CASS. CIV. 1ère 28 Septembre 2016

Nullité du mandat de vente adressée par lettre simple faute de date certaine.

Note de Mme Corinne SAINT-ALARY HOUIN :

Une société a confié à un cabinet immobilier un mandat de vendre des locaux commerciaux, comportant une clause d’exclusivité interdisant de les céder par l’intermédiaire d’un autre mandataire.

Ce mandat a été signé par le mandant et par l’agence immobilière à des dates différentes.

Ayant été informée de la cession des locaux par l’entremise d’un autre professionnel, le titulaire du mandat exclusif a adressé à la société une mise en demeure restée sans effet et l’assigne en paiement de la clause pénale prévue au mandat.
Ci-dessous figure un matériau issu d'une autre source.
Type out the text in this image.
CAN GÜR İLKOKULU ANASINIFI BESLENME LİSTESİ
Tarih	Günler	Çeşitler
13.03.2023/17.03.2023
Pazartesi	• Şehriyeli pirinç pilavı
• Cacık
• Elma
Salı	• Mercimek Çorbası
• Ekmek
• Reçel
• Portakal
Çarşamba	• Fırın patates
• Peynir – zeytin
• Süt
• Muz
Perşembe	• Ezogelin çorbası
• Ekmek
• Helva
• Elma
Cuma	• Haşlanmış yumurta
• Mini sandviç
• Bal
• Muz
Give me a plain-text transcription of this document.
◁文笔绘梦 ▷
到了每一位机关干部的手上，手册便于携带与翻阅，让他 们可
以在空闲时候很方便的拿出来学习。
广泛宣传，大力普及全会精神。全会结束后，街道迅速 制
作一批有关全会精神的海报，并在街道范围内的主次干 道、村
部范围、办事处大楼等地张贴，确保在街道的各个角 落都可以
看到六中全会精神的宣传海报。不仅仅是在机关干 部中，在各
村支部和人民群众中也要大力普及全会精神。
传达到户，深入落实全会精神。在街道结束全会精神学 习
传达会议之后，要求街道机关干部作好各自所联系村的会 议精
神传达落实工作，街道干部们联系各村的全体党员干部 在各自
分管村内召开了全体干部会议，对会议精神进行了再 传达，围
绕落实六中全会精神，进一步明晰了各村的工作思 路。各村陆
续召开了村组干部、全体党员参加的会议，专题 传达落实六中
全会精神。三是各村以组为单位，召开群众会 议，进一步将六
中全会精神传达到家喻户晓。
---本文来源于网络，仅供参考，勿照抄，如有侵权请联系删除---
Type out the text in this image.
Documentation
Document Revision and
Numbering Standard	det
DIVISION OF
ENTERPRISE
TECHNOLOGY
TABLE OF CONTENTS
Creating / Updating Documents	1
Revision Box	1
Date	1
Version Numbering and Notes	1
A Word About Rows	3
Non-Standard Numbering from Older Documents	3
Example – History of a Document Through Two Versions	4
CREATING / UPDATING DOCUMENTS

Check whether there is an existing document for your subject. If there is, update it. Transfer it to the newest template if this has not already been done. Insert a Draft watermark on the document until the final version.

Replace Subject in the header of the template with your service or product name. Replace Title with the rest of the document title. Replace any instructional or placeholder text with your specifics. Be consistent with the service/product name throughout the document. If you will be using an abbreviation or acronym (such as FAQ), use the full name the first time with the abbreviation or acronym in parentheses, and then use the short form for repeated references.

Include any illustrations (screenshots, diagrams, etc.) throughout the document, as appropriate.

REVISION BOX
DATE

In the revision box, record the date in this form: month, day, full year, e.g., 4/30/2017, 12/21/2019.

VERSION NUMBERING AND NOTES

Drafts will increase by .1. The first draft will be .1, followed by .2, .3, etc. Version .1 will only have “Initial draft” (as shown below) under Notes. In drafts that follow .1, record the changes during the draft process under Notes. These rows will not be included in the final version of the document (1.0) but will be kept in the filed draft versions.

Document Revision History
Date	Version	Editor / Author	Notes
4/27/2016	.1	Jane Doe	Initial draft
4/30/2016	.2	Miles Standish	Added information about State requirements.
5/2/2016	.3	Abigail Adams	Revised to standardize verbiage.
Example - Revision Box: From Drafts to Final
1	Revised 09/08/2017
La société a invoqué en retour la nullité du mandat.

La Cour d’appel rejette la prétention de l’agence et prononce la nullité du mandat sur le fondement de l’article 78 du décret du 20 juillet 1972 selon lequel lorsqu’un mandat est assorti d’une clause d’exclusivité, celle-ci ne peut recevoir application que si elle résulte d’une stipulation expresse du mandat dont un exemplaire a été remis au mandant.

La Cour d’appel estime que le mandat à défaut de date certaine du courrier simple, il n’était pas prouvé que l’agent immobilier l’avait remis à la poste et que la société mandante l’ait reçu avant de traiter avec le second agent.

Un pourvoi en cassation est formé par le cabinet immobilier au motif que les juges auraient inversé la charge de la preuve car il appartiendrait au vendeur d’établir la remise tardive du mandat pour justifier sa demande en nullité.

La Cour de cassation rejette ce pourvoi mais en procédant à une substitution de motifs dans les conditions de l’article 1015 du Code civil.

Elle se contente d’observer qu’en l’absence de date certaine du mandat, la formalité de l’enregistrement chronologique de cet acte, exigée par l’article 72, alinéa 4, du décret du 20 juillet 1972, n’est pas régulièrement accomplie, de sorte qu’il est nul.

Il est vrai que ce texte prévoit qu’à peine de nullité, tous les mandats reçus doivent être mentionnés par ordre chronologique sur un registre des mandats. Ce dernier est à l’avance coté sans discontinuité et relié.

Encore faut-il que les mandats le soient à la bonne date. Or, elle n’était pas certaine dans le cas présent.

Le débat est ainsi déplacé de la date du contrat entre absents au respect du formalisme du mandat de l’agent immobilier qui entraine toujours la nullité du mandat.

L’intermédiaire est privé de sa rémunération et de toute indemnisation pour n’avoir pu prouver que le formalisme rigoureux de la loi Hoguet avait été respecté.